To orchestrate a project between cargo and python, we use [`task`](http://taskfile.dev).
You can install it with:

```bash
uv tool install go-task-bin
```

And then run `task` or `task --list-all` to get the full list of available tasks.

By default, `dev` profile will be used in all but `benchmark-*` tasks, but you can change it
via providing `PROFILE=release` to your task.

Also, by default, `task` caches results, but you can ignore it by running `task my-task -f`.

### Building local environment

```bash
# build a dev environment
task build-local

# build a dev environment with --release flag
task build-local PROFILE=release
```

### Testing

```bash
task test-rust    # test only rust code
task test-python  # test only python code
task test         # test all code
```

### Linting

```bash
task format  # formats python and rust code
task lint    # runs linting for python and rust
```

### Benchmarking

There are multiple benchmarks in the repository.

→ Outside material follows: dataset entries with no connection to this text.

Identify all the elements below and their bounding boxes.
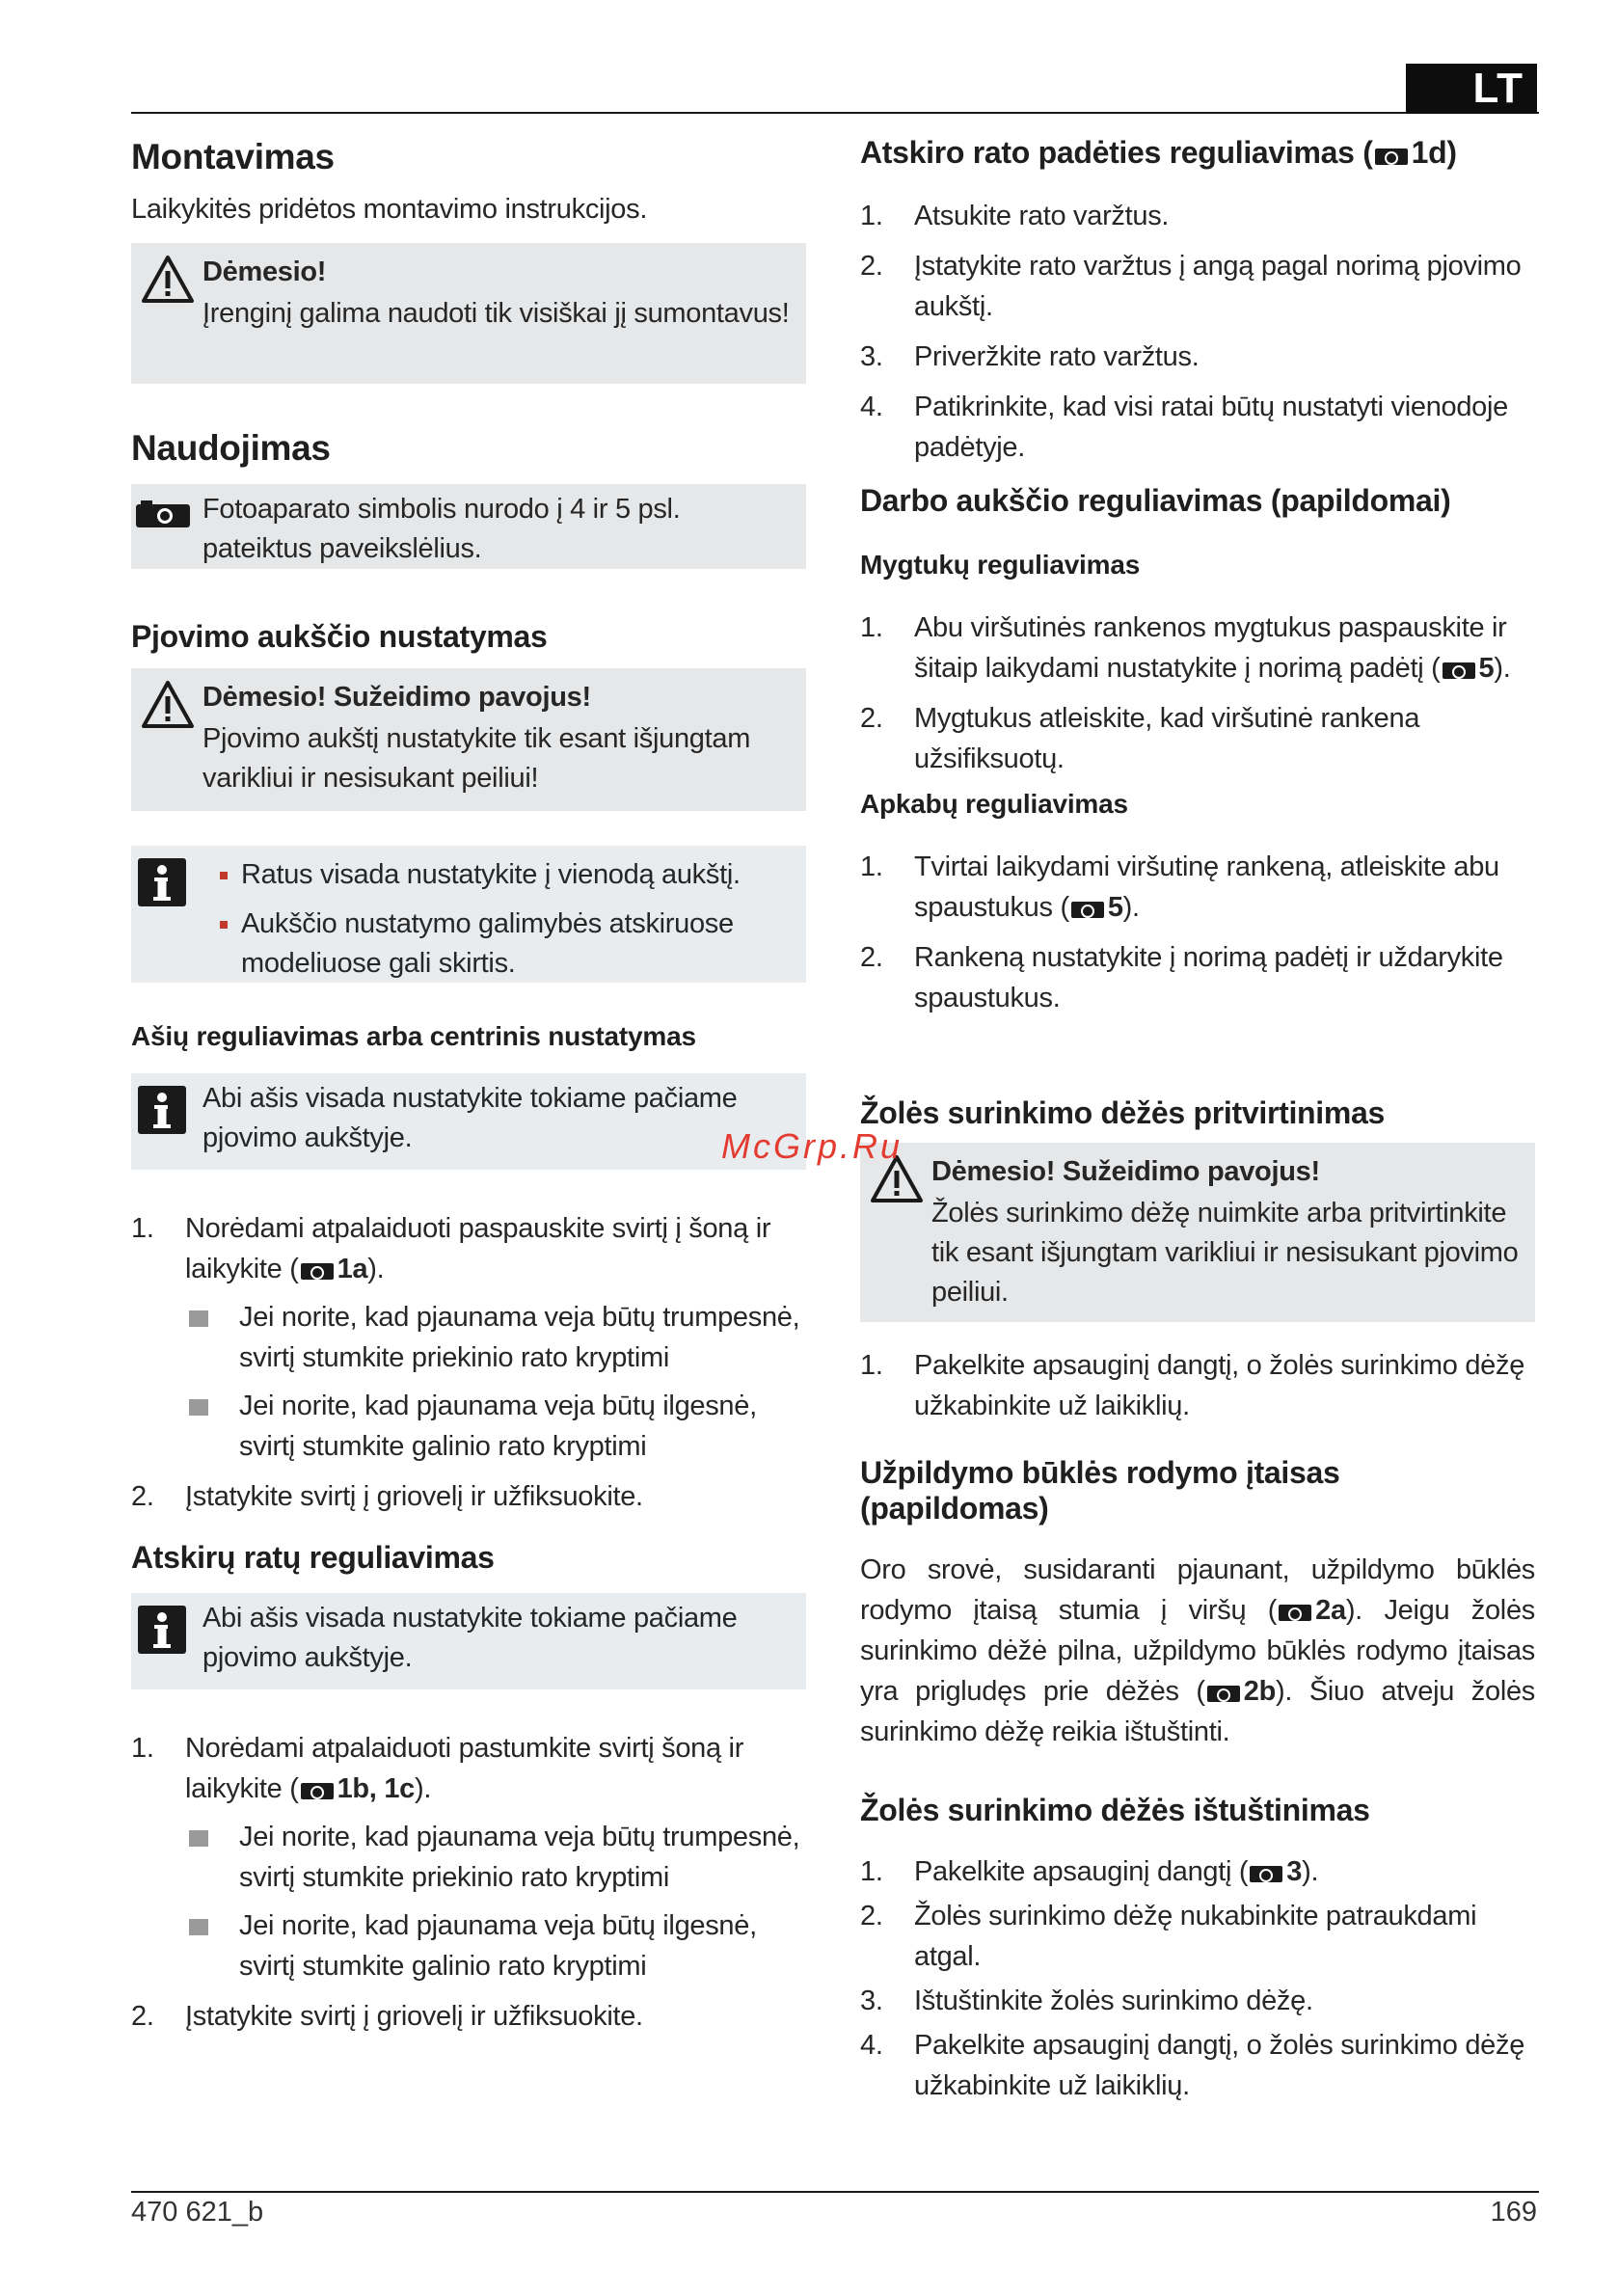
list-item: 3. Ištuštinkite žolės surinkimo dėžę. <box>860 1985 1313 2016</box>
footer-rule <box>131 2191 1539 2193</box>
pjovimo-warning-box <box>131 668 806 811</box>
warning-title: Dėmesio! Sužeidimo pavojus! <box>202 682 591 713</box>
camera-icon <box>1443 660 1475 679</box>
mygtuku-heading: Mygtukų reguliavimas <box>860 550 1141 580</box>
camera-icon <box>1375 146 1408 165</box>
header-rule <box>131 112 1539 114</box>
list-item: 2. Mygtukus atleiskite, kad viršutinė rankena užsifiksuotų. <box>860 703 1420 774</box>
warning-icon <box>141 680 195 742</box>
camera-icon <box>301 1260 334 1280</box>
right-column <box>860 131 1535 2116</box>
istustinimas-heading: Žolės surinkimo dėžės ištuštinimas <box>860 1793 1370 1827</box>
list-item: 4. Pakelkite apsauginį dangtį, o žolės surinkimo dėžę užkabinkite už laikiklių. <box>860 2030 1525 2101</box>
pjovimo-info-box <box>131 846 806 983</box>
asiu-heading: Ašių reguliavimas arba centrinis nustatymas <box>131 1021 696 1051</box>
language-tab <box>1406 64 1537 114</box>
montavimas-warning-box <box>131 243 806 384</box>
list-item: 1. Pakelkite apsauginį dangtį ( 3). <box>860 1856 1319 1887</box>
camera-icon <box>135 500 191 540</box>
camera-icon <box>1071 899 1104 918</box>
atskiru-heading: Atskirų ratų reguliavimas <box>131 1540 495 1575</box>
list-item: 2. Įstatykite rato varžtus į angą pagal norimą pjovimo aukštį. <box>860 251 1522 322</box>
list-item: 4. Patikrinkite, kad visi ratai būtų nustatyti vienodoje padėtyje. <box>860 392 1508 463</box>
uzpildymo-text: Oro srovė, susidaranti pjaunant, užpildymo būklės rodymo įtaisą stumia į viršų ( 2a). Jeigu žolės surinkimo dėžė pilna, užpildymo būklės rodymo įtaisas yra prigludęs prie dėžės ( 2b). Šiuo atveju žolės surinkimo dėžę reikia ištuštinti. <box>860 1554 1535 1747</box>
uzpildymo-heading: Užpildymo būklės rodymo įtaisas (papildomas) <box>860 1455 1340 1526</box>
warning-title: Dėmesio! Sužeidimo pavojus! <box>931 1156 1320 1187</box>
naudojimas-heading: Naudojimas <box>131 428 331 468</box>
info-bullet: Ratus visada nustatykite į vienodą aukštį. <box>218 855 793 895</box>
sub-item: Jei norite, kad pjaunama veja būtų trumpesnė, svirtį stumkite priekinio rato kryptimi <box>185 1817 806 1898</box>
info-icon <box>137 1085 187 1147</box>
warning-text: Žolės surinkimo dėžę nuimkite arba pritvirtinkite tik esant išjungtam varikliui ir nesisukant pjovimo peiliui. <box>931 1198 1519 1308</box>
watermark: McGrp.Ru <box>721 1126 903 1166</box>
list-item: 1. Tvirtai laikydami viršutinę rankeną, atleiskite abu spaustukus ( 5). <box>860 851 1499 923</box>
left-column <box>131 131 806 2046</box>
camera-icon <box>301 1780 334 1799</box>
info-text: Abi ašis visada nustatykite tokiame pačiame pjovimo aukštyje. <box>202 1083 738 1153</box>
list-item: 1. Atsukite rato varžtus. <box>860 201 1170 231</box>
camera-icon <box>1207 1683 1240 1702</box>
asiu-steps <box>131 1208 806 1517</box>
list-item: 3. Priveržkite rato varžtus. <box>860 341 1200 372</box>
warning-icon <box>141 255 195 316</box>
list-item: 1. Norėdami atpalaiduoti paspauskite svirtį į šoną ir laikykite ( 1a). Jei norite, kad pjaunama veja būtų trumpesnė, svirtį stumkite priekinio rato kryptimi Jei norite, kad pjaunama veja būtų ilgesnė, svirtį stumkite galinio rato kryptimi <box>131 1208 806 1467</box>
atskiro-steps <box>860 196 1535 468</box>
info-text: Abi ašis visada nustatykite tokiame pačiame pjovimo aukštyje. <box>202 1603 738 1673</box>
mygtuku-steps <box>860 608 1535 779</box>
document-code: 470 621_b <box>131 2197 264 2228</box>
language-code: LT <box>1472 65 1524 112</box>
istustinimas-steps <box>860 1851 1535 2106</box>
asiu-info-box <box>131 1073 806 1170</box>
camera-icon <box>1279 1602 1311 1621</box>
list-item: 2. Rankeną nustatykite į norimą padėtį ir uždarykite spaustukus. <box>860 942 1503 1013</box>
warning-title: Dėmesio! <box>202 257 327 287</box>
zoles-pritvirtinimas-heading: Žolės surinkimo dėžės pritvirtinimas <box>860 1095 1386 1130</box>
camera-note-box <box>131 484 806 569</box>
sub-item: Jei norite, kad pjaunama veja būtų ilgesnė, svirtį stumkite galinio rato kryptimi <box>185 1905 806 1986</box>
atskiru-steps <box>131 1728 806 2037</box>
list-item: 2. Įstatykite svirtį į griovelį ir užfiksuokite. <box>131 2001 643 2032</box>
darbo-heading: Darbo aukščio reguliavimas (papildomai) <box>860 483 1451 518</box>
zoles-warning-box <box>860 1143 1535 1322</box>
camera-icon <box>1250 1863 1282 1882</box>
apkabu-heading: Apkabų reguliavimas <box>860 789 1128 819</box>
warning-text: Įrenginį galima naudoti tik visiškai jį sumontavus! <box>202 298 790 329</box>
page-number: 169 <box>1490 2197 1537 2228</box>
info-icon <box>137 857 187 919</box>
montavimas-heading: Montavimas <box>131 137 335 176</box>
atskiru-info-box <box>131 1593 806 1689</box>
apkabu-steps <box>860 847 1535 1018</box>
camera-note-text: Fotoaparato simbolis nurodo į 4 ir 5 psl. pateiktus paveikslėlius. <box>202 494 681 564</box>
list-item: 1. Abu viršutinės rankenos mygtukus paspauskite ir šitaip laikydami nustatykite į norimą padėtį ( 5). <box>860 612 1511 684</box>
montavimas-intro: Laikykitės pridėtos montavimo instrukcijos. <box>131 194 648 225</box>
list-item: 1. Norėdami atpalaiduoti pastumkite svirtį šoną ir laikykite ( 1b, 1c). Jei norite, kad pjaunama veja būtų trumpesnė, svirtį stumkite priekinio rato kryptimi Jei norite, kad pjaunama veja būtų ilgesnė, svirtį stumkite galinio rato kryptimi <box>131 1728 806 1986</box>
warning-text: Pjovimo aukštį nustatykite tik esant išjungtam varikliui ir nesisukant peiliui! <box>202 723 751 794</box>
list-item: 1. Pakelkite apsauginį dangtį, o žolės surinkimo dėžę užkabinkite už laikiklių. <box>860 1350 1525 1421</box>
list-item: 2. Žolės surinkimo dėžę nukabinkite patraukdami atgal. <box>860 1901 1477 1972</box>
sub-item: Jei norite, kad pjaunama veja būtų trumpesnė, svirtį stumkite priekinio rato kryptimi <box>185 1297 806 1378</box>
sub-item: Jei norite, kad pjaunama veja būtų ilgesnė, svirtį stumkite galinio rato kryptimi <box>185 1386 806 1467</box>
pjovimo-heading: Pjovimo aukščio nustatymas <box>131 619 548 654</box>
info-icon <box>137 1605 187 1666</box>
info-bullet: Aukščio nustatymo galimybės atskiruose modeliuose gali skirtis. <box>218 905 793 984</box>
list-item: 2. Įstatykite svirtį į griovelį ir užfiksuokite. <box>131 1481 643 1512</box>
atskiro-heading: Atskiro rato padėties reguliavimas ( 1d) <box>860 135 1457 170</box>
zoles-pritvirtinimas-steps <box>860 1345 1535 1426</box>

For full list, see `task | grep benchmark`:

```bash
$ task | grep benchmark
* benchmark-accuracy:           Accuracy benchmark across all fixtures (1k sequences, 7 rounds each)
* benchmark-cli:                Benchmark correctness of the CLI tool
* benchmark-comparison:         Speed + correctness benchmark: immunum vs antpack vs anarci (1k IGH sequences)
* benchmark-scaling:            Scaling benchmark: sizes 100..10M (10x steps), 1 round, H/imgt. Pass CLI_ARGS to filter tools, e.g. -- --tools immunum
* benchmark-speed:              Speed benchmark across dataset sizes (100 to 1M sequences, 7 rounds, H/imgt)
* benchmark-speed-polars:       Speed benchmark for immunum polars across all chain/scheme fixtures
```

## Project structure

```
src/
├── main.rs          # CLI binary (immunum number ...)
├── lib.rs           # Public API
├── annotator.rs     # Sequence annotation and chain detection
├── alignment.rs     # Needleman-Wunsch semi-global alignment
├── io.rs            # Input parsing (FASTA, raw) and output formatting (TSV, JSON, JSONL)
├── numbering.rs     # Numbering module entry point
├── numbering/
│   ├── imgt.rs      # IMGT numbering rules
│   └── kabat.rs     # Kabat numbering rules
├── scoring.rs       # PSSM and scoring matrices
├── types.rs         # Core domain types (Chain, Scheme, Position)
├── validation.rs    # Validation utilities
├── error.rs         # Error types
└── bin/
    ├── benchmark.rs       # Validation metrics report
    ├── debug_validation.rs # Alignment mismatch visualization
    └── speed_benchmark.rs  # Performance benchmarks
resources/
└── consensus/       # Consensus sequence CSVs (compiled into scoring matrices)
fixtures/
├── validation/      # ANARCI-numbered reference datasets
├── ig.fasta         # Example antibody sequences
└── ig.tsv           # Example TSV input
scripts/             # Python tooling for generating consensus data
immunum/
├── _internal.pyi    # python stub file for pyo3
├── polars.py        # polars extension module
└── python.py        # python module
```

### Design decisions

- **Semi-global alignment** forces full query consumption, preventing long CDR3 regions from being treated as trailing gaps.
- **Anchor positions** at highly conserved FR residues receive 3× gap penalties to stabilize alignment.
- **FR regions** use alignment-based numbering; **CDR regions** use scheme-specific insertion rules.
- Scoring matrices are generated at compile time from consensus data via `build.rs`.